When shooting film, I could capture 36 images on a roll. If I decided not to process that film and just pulled it out of the camera exposing it to light, I would have destroyed the images (analogous to reformatting the memory card). Would this act of destruction result in there not being a photograph? Could we argue that a photograph was made?The act of capture results in only half the equation required for a photograph. We haven’t seen the photograph as an object so it hasn’t existed as a photograph.

As an aside, I am sure that the act of printing images that were captured and never photographs in the first place would sell for more money than I will ever make as an artist and would capture the imagination of some post-modern art collectors. Still, it wouldn’t be a photograph.

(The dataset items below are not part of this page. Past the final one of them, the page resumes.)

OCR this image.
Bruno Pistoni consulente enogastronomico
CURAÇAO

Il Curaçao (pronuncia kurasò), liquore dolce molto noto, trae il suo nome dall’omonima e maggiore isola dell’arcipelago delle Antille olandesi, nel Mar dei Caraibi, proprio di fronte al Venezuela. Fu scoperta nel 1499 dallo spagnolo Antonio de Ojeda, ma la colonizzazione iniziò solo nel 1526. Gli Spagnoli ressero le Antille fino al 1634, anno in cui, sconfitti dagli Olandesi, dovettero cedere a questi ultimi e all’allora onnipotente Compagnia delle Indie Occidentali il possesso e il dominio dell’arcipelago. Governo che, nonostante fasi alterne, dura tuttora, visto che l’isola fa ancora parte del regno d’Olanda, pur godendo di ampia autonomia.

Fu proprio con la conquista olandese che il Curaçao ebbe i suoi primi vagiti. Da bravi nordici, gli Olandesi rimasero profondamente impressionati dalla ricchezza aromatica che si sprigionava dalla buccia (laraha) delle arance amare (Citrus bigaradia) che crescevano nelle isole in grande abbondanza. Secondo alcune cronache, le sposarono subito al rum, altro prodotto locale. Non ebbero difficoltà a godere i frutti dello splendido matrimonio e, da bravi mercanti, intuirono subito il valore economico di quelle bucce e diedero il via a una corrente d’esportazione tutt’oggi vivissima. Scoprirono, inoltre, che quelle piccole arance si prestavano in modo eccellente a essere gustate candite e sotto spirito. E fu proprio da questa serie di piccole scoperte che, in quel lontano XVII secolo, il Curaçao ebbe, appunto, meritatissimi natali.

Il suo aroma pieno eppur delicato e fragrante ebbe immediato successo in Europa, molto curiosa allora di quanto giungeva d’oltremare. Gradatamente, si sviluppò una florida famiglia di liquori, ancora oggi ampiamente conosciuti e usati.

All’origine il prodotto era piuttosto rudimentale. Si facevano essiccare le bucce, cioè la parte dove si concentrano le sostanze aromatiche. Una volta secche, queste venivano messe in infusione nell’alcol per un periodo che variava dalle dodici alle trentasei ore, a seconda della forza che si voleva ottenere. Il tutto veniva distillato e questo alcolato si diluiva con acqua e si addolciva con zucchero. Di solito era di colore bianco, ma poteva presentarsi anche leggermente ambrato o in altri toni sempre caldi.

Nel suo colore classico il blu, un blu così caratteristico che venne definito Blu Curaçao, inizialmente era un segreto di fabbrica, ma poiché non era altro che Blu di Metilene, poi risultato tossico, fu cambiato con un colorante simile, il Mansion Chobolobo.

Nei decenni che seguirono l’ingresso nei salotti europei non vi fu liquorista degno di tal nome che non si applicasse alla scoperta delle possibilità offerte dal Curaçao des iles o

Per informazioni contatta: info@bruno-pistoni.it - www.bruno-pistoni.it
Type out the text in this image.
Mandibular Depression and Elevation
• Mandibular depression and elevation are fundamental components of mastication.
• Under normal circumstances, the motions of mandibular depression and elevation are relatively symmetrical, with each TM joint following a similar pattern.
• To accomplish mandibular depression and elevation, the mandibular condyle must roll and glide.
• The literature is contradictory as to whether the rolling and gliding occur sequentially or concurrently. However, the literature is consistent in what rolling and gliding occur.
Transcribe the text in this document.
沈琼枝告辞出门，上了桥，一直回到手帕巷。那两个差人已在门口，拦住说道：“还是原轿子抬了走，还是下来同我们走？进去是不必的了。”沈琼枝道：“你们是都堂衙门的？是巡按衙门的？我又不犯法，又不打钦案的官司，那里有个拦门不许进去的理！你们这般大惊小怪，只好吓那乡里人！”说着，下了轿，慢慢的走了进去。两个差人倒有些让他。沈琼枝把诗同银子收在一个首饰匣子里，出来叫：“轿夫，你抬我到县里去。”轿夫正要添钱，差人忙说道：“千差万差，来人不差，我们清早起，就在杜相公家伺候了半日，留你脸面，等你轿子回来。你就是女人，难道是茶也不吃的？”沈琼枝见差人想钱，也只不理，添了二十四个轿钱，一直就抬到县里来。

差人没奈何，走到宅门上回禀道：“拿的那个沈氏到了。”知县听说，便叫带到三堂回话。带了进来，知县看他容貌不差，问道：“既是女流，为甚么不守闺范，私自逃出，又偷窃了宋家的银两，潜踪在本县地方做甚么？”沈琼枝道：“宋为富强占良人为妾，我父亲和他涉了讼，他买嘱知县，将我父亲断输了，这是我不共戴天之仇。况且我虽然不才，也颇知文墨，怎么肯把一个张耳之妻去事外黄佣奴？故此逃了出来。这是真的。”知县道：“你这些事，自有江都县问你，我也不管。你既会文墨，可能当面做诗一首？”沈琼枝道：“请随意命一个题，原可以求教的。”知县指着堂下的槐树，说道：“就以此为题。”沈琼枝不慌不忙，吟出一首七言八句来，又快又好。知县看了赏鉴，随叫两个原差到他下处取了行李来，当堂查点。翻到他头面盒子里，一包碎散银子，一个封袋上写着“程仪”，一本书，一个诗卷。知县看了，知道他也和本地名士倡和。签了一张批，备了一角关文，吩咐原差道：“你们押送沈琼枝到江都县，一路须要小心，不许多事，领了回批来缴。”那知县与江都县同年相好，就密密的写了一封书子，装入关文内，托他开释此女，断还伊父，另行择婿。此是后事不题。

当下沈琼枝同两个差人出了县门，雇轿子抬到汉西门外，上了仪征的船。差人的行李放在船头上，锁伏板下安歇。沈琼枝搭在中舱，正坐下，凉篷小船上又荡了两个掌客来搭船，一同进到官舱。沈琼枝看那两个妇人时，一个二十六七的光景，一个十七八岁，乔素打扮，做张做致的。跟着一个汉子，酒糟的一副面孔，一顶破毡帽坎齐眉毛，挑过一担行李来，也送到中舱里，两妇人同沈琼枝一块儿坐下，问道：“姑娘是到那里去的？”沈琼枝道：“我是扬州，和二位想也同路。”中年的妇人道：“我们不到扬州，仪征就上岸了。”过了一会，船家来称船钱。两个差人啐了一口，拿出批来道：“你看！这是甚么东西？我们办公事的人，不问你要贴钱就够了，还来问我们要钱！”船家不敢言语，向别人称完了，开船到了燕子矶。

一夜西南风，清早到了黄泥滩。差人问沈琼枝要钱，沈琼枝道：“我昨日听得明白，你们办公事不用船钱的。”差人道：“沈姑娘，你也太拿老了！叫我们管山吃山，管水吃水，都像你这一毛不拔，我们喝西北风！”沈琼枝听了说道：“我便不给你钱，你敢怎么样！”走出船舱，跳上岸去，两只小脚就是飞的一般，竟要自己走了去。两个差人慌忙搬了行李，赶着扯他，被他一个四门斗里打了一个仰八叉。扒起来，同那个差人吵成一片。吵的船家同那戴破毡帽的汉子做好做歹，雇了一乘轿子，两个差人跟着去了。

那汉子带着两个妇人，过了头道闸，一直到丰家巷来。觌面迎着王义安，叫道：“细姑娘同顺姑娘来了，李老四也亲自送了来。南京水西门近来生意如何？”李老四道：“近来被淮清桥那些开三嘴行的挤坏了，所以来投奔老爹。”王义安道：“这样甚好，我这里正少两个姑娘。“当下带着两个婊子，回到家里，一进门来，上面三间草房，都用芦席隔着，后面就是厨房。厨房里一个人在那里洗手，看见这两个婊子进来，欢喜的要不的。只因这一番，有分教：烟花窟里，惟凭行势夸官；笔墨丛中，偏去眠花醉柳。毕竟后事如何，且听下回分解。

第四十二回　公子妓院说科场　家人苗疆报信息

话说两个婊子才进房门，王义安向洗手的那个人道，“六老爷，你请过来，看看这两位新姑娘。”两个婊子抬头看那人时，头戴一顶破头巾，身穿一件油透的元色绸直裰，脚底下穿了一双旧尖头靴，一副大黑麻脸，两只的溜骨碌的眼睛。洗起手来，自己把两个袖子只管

Since the capturing can not solely be the creation of the photograph, then we would have to assume that the photograph has to some how relate to the existence of the print or image in a form that others can see and/or touch. The very nature of this idea makes the photograph something tangible in the world. Whether a collection of zeros and ones, ink on paper, or chemical reaction, the image is embodied as a physical object. This object then holds the meaning and intention of the photographer.

These object holds significance and meaning, because it is something. Each time the object is created by the photographer, it is something unique. Ansel Adams is often times quoted for the negative (capture) being the score and the print is the performance. This concept holds weight as we look at the nature of the photograph. The print is the photograph, not the negative, and certainly not the camera or lens. But the print . No one goes to the symphony to read sheet music. Pays $15 dollars at the movie theater to read the screen play. We are by our nature all about the performance.

When the photographer as artist, which is distinct from photographer, steps behind the camera to create a photograph, they are not seeing just the raw stone in front of them. They are seeing the final sculpture. Decisions on depth of field, lens choice, framing, shutter speed and countless other decisions are made with the intention of creating a photograph. It is this experience, vision and as my friend Michelle Dunn Marsh pointed out repeatability of the photographers skill and vision that allow for the photograph to be successful. It is these skills that make photographer as artist successful in their career path no matter if it is fine-art, editorial, assignment, stock or other. They work for the photograph as an object.

In the end, what does this all mean to the photographer as artist. Does understanding the nature of the photograph as not the capture but rather as the physical manifestation of the work matter. I think it does. It is from the understanding that the creation of a photograph is more than the capture/click event. It is from the realization of our voice, vision or whatever term you like that manifest into the object that we can share meaning, tell stories and build a cohesive collection of work. It moves us as photographer artist from working in the isolation of accidental clicker to finishing real, meaningful and tangible work.